In Louisiana, nearly all construction — public and private — is considered essential under Gov. John Bel Edwards’ order. Government construction projects would only go on hold if contractors were unable to complete the work, according to Jacques Berry, spokesman for the state’s Division of Administration, which oversees state contracts.

“Construction is going on when possible. Those contractors, unless they have told us they’re not working, are generally trying to go ahead with those projects,” Berry said. “We’re trying to set it up so the architects, engineers and accountants who work with them can work from home.”

Stay-at-home and shelter-in-place orders differ by state. The two terms’ meanings are not consistent among governments, but the latter is traditionally used for tighter restrictions.

What work is exempt from those emergency orders also varies from place to place.

That’s likely because a variety of local, legal and political considerations determine what businesses are considered essential. A state-mandated shutdown could lead to layoffs and more people on unemployment, Verchick said, but it could also mean that attorneys general and city attorneys might have to guard against employers who use a broad order as an excuse to illegally fire workers. And industry groups are lobbying local leadership, asking their businesses be considered essential so they can stay open, Verchick said.

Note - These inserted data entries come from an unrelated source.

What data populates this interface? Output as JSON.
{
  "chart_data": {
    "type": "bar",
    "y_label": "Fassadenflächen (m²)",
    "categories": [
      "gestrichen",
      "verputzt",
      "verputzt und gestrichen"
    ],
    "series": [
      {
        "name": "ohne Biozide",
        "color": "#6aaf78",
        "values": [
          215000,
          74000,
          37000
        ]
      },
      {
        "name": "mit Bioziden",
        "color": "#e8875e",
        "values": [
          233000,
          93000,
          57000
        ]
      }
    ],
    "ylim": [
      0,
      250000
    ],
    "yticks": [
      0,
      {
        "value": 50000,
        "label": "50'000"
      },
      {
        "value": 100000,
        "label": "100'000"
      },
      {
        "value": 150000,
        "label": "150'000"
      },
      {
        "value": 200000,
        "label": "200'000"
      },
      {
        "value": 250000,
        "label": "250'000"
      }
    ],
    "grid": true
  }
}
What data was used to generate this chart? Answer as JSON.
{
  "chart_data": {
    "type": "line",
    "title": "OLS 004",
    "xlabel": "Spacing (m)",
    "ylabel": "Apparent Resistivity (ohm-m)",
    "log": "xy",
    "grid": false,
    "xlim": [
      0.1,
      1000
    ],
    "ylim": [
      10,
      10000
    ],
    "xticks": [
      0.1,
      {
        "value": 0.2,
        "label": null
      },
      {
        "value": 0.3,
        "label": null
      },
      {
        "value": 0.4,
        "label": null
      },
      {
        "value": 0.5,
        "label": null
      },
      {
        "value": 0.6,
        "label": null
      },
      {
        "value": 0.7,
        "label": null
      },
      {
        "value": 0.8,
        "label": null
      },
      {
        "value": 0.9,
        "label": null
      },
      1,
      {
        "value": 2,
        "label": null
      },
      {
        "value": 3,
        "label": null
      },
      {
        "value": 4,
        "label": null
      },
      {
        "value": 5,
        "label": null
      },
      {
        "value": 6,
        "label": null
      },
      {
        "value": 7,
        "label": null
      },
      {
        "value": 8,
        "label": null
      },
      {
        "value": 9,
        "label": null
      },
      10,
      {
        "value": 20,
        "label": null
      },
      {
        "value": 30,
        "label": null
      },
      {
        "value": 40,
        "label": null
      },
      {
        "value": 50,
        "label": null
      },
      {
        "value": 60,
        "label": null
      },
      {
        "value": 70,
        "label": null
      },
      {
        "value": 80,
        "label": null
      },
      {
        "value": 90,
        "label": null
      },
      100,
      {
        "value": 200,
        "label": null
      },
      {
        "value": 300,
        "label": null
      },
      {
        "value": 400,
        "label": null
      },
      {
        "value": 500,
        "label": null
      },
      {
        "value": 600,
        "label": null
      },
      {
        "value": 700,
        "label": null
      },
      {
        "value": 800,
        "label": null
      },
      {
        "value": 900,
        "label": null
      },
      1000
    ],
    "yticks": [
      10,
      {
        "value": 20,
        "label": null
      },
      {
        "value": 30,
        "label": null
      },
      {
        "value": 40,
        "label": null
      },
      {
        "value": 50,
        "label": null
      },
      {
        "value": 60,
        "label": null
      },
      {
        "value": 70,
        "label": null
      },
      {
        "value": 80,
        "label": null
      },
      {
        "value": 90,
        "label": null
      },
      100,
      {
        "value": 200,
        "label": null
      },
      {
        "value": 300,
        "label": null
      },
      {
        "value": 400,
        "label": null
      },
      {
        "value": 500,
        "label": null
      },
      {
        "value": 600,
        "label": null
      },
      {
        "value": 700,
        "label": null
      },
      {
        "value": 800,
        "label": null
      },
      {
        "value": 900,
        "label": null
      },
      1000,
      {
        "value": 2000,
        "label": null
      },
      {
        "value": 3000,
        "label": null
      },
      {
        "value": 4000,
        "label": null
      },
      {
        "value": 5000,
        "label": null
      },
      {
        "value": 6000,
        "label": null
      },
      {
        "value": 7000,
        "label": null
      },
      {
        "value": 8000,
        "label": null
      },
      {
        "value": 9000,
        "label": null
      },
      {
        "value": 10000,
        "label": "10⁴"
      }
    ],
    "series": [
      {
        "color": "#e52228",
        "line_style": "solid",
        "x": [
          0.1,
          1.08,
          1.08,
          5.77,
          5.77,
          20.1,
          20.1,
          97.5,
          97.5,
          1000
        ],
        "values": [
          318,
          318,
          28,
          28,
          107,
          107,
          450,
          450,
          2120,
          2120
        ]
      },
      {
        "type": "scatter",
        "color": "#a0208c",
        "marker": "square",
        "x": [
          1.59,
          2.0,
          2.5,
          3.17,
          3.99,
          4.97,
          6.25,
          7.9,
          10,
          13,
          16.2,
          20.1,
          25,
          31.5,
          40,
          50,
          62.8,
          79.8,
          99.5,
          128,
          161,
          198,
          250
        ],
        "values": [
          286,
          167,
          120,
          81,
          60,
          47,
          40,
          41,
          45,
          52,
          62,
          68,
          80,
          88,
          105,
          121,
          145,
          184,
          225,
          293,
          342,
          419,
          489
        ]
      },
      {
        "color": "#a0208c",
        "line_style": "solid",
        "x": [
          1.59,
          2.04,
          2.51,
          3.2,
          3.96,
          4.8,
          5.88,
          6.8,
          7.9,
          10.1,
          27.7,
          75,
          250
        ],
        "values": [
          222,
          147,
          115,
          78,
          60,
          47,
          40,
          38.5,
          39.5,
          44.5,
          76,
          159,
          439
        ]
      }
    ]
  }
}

“These stay-at-home orders, they’re based on law, but they’re also based on the interest of commerce,” he said.

Government attorneys must also consider whether their orders are susceptible to a legal challenge.

That might be why some elected officials haven’t emphasized enforcement, which could prove unpopular. When California Gov. Gavin Newsom announced his stay-at-home order earlier this month, he insisted, “People will self-regulate their behavior.”

That’s true of local businesses that could lose their licenses by violating the law, Verchick said, but a law enforcement crackdown on individuals could invite lawsuits.

“The more you were to enforce these things, the higher your legal liability might be,” Verchick said.

Going forward, local governments will have to grapple with the best way to wind these orders down, Sun said.

“Another hard and interesting question is how long to leave the measures in place and under what conditions people who have had and recovered from COVID-19 should be allowed to return to work,” she said.

Some orders have a deadline attached. Louisiana’s, which went into effect last week, expires April 13. Wisconsin’s is effective until April 24. But California’s order, signed by Newsom on March 19, has no end date.

The Constitution allows for limits on freedoms if they aren’t overly broad and there’s a compelling reason for them, and Verchick said he thinks that applies to COVID-19 restrictions. But California’s limitless extension of extraordinary measures could make its order vulnerable to a legal challenge, he said.

“It’s always a concern if we’re talking about the government using extraordinary powers or putting limitations on personal liberties,” he said.